They killed a girl every night at The Palace after it shut down at midnight. Frankie’s special invite crowd got to stick around and drink his smuggled booze and watch her die.
Frankie himself wasn’t all that impressive, really. Sheila had always thought that about him, even before she got to stick around after midnight and was still being ushered out with the rest of them.
No, he was an ugly and decadent man in an ugly and decadent time. He was a hard drinker, and mean, and vulgar. He was like if somebody had put the hired help in an expensive suit and then told them to act like they ran the place. She thought he was dull, in other words.
Jimmy Horse on the other hand was a different story. Even though he never left Frankie’s side and never really said a word or even looked her way, she’d been attracted to him for as long as she could remember.
He was tall and dark with sort of stoic features. He had soft brown eyes and a thin scar on his jaw. He was quiet, and unlike Frankie, never made an ass of himself through laughing or shouting or swearing too loudly.
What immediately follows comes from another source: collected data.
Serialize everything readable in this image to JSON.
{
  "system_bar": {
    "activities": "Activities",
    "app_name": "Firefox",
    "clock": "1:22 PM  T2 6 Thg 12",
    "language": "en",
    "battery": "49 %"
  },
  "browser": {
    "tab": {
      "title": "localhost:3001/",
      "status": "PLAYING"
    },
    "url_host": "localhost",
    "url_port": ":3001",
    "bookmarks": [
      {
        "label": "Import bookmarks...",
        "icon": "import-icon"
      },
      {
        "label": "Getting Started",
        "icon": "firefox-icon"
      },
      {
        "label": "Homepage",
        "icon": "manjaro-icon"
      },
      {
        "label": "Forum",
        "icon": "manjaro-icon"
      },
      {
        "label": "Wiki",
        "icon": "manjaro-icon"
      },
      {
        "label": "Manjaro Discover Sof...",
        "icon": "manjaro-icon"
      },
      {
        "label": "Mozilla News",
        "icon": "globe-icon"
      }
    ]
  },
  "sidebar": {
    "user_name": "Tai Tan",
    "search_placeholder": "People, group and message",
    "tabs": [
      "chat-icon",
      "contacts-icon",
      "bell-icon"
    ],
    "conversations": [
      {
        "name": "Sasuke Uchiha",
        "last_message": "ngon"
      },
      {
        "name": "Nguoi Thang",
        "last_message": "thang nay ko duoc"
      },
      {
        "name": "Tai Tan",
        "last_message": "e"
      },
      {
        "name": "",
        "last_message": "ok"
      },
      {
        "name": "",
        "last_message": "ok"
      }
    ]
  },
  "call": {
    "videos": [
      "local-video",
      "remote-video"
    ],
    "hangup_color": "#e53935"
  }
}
One night, Sheila caught Frankie’s eye by accident. So she thought she’d use it to her advantage and try to get closer to Horse.
They were gathered around the pit watching it kill a girl. The first few times that she’d stayed after hours she’d been too scared to get close and really watch anything. Eventually, though, morbid curiosity and a drive for real kicks overcame her fear. Soon she was jostling with the rest of them to get right to the edge of the pit and watch.
That night though, the entertainment was more spritely than usual. The girl in the pit managed to get loose of its embrace. She made a climb up to the edge, right at the place where Sheila stood.
It wasn’t much of a decision to make. She kicked at the frightened face and got her in the eye with her stiletto heel. The injured girl fell back screaming into the thing’s arms.
There were cheers and backslaps from the crowd. She saw Frankie and Horse pushing through the crowd towards her. Then she could smell his cigar smoke as he embraced her and shouted something ecstatic – too loud to understand – into her face. Then, quieter, he invited her to the after after party so he could get to know her better.
You couldn’t really turn Frankie down anyway. He’d be furious and you’d end up at the bottom of the pit. But the truth was that she really didn’t want to turn him down. She wanted a crack at Horse, and she thought that she could get that through him.
So she agreed and they met later in a little room at the back. It was Frankie’s special place, all decked out with a private bar, an Oriental rug, and an oval-shaped bed that he pushed her down on before she could even take off her heels.
She knew that he was going to be aggressive, being an asshole and all, but even as he took off his belt and crawled up onto the bed on top of her, what really made her skin crawl was the fact that Horse had followed them into the room.
He was standing right up against the edge of the bed, practically right up in there with them. And he was watching with the same cool and detached air that had attracted her to him in the first place. Strong and silent had crawled into creepy and voyeuristic, and suddenly she wanted out.
“Frankie — cut it out.” She tried to slap his hands away and point at Horse at the same time. It didn’t really work. “What’s with him? Are you two gay together or what’s the story?”
Frankie laughed and slapped her hard across the face. Then he spit on her.
There was a kind of dildo made of glass sitting on the nightstand beside them. She picked it up and smashed it against the side of his head. Frankie shuddered. Horse winced. She took the moment to grab her pistol from beneath her dress, and then she shot Frankie in the face.
There was a second of quiet, and then Horse started screaming. He flailed like a man set on fire. Something like tendrils or filaments or nerve endings blackened into existence from nowhere and began to curl away from the back of Frankie’s whole body. They retracted back towards Horse like a wounded sea creature.
She rolled Frankie’s corpse to the floor and his brains hit with the sound of wet oatmeal. She left Horse flailing and jittering and ensnared in his own puppet strings.
When she was outside of the club and far away on the dark streets again, she slowed her run to a walk and tried to make sense of everything that had just gone down.
Horse, some sort of parasite. Frankie, some sort of host. No… there was more to it than that. Horse was some sort of unfeeling parasite, and Frankie was like a radio antenna of feelings. Bad feelings. Vices.
And speaking of vice, she had to work all week at the textile mill and that was going to be dull and tiresome work. Come Saturday night, she was sure that The Palace was going to be open again.
And sure enough, on Saturday night she was there and waiting around for after midnight. She saw them come out of the back. Frankie was leading Horse along as always. His head was a wreck of bloodied bandages and ugly black stitch work.
They came right for her, and she could tell by the glare in Frankie’s one visible eye that he was going to try and talk to her again.